Quickstart stale last tested: 2026-04-24

This quickstart demonstrates how to use `webencodings.lookup` to retrieve an `Encoding` object, and then use its `encode` and `decode` methods. It also highlights the default 'replace' error handling for decoding and how to explicitly use 'strict' handling.

from webencodings import lookup

# Look up an encoding by its label
utf8_encoding = lookup('utf-8')

if utf8_encoding:
    # Encode a string
    text_to_encode = "Hello, world!"
    encoded_bytes = utf8_encoding.encode(text_to_encode)
    print(f"Encoded bytes: {encoded_bytes}")

    # Decode bytes (with default error handling 'replace')
    bytes_to_decode = b'Hello, world!\xed'
    decoded_text = utf8_encoding.decode(bytes_to_decode)
    print(f"Decoded text (with replace): {decoded_text}")
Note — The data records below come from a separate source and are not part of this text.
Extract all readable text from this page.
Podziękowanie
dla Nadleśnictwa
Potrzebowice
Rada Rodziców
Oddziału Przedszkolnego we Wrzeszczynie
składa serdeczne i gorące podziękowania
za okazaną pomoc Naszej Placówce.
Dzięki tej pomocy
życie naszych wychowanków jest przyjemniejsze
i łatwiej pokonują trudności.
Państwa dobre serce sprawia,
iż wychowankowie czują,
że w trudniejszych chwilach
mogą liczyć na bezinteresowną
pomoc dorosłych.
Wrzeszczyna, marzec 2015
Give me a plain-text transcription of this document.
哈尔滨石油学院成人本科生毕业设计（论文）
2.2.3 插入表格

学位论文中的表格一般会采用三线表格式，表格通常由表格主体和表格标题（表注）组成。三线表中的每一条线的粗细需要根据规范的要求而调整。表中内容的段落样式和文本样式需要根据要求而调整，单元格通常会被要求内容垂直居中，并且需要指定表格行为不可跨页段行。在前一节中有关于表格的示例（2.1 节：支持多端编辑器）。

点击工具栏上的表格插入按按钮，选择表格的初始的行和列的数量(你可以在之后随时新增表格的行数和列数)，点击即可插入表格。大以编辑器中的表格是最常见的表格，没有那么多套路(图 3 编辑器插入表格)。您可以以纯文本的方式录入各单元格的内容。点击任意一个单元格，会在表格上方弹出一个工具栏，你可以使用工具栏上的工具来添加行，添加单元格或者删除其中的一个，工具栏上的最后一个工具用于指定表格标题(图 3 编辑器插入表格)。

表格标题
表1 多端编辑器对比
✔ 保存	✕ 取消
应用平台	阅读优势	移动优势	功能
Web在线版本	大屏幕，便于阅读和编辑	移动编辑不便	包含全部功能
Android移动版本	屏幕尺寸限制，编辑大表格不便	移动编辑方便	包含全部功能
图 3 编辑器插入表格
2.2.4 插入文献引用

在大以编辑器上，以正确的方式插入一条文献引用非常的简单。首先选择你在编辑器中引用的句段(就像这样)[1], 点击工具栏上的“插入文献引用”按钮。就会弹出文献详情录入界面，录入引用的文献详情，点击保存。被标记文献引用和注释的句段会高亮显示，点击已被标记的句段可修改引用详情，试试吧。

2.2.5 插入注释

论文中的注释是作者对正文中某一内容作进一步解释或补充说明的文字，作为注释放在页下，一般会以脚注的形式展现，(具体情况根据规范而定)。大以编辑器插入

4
    # Decode bytes with strict error handling
    try:
        decoded_text_strict = utf8_encoding.decode(bytes_to_decode, errors='strict')
        print(f"Decoded text (strict): {decoded_text_strict}")
    except UnicodeDecodeError as e:
        print(f"Strict decoding error: {e}")
else:
    print("UTF-8 encoding not found.")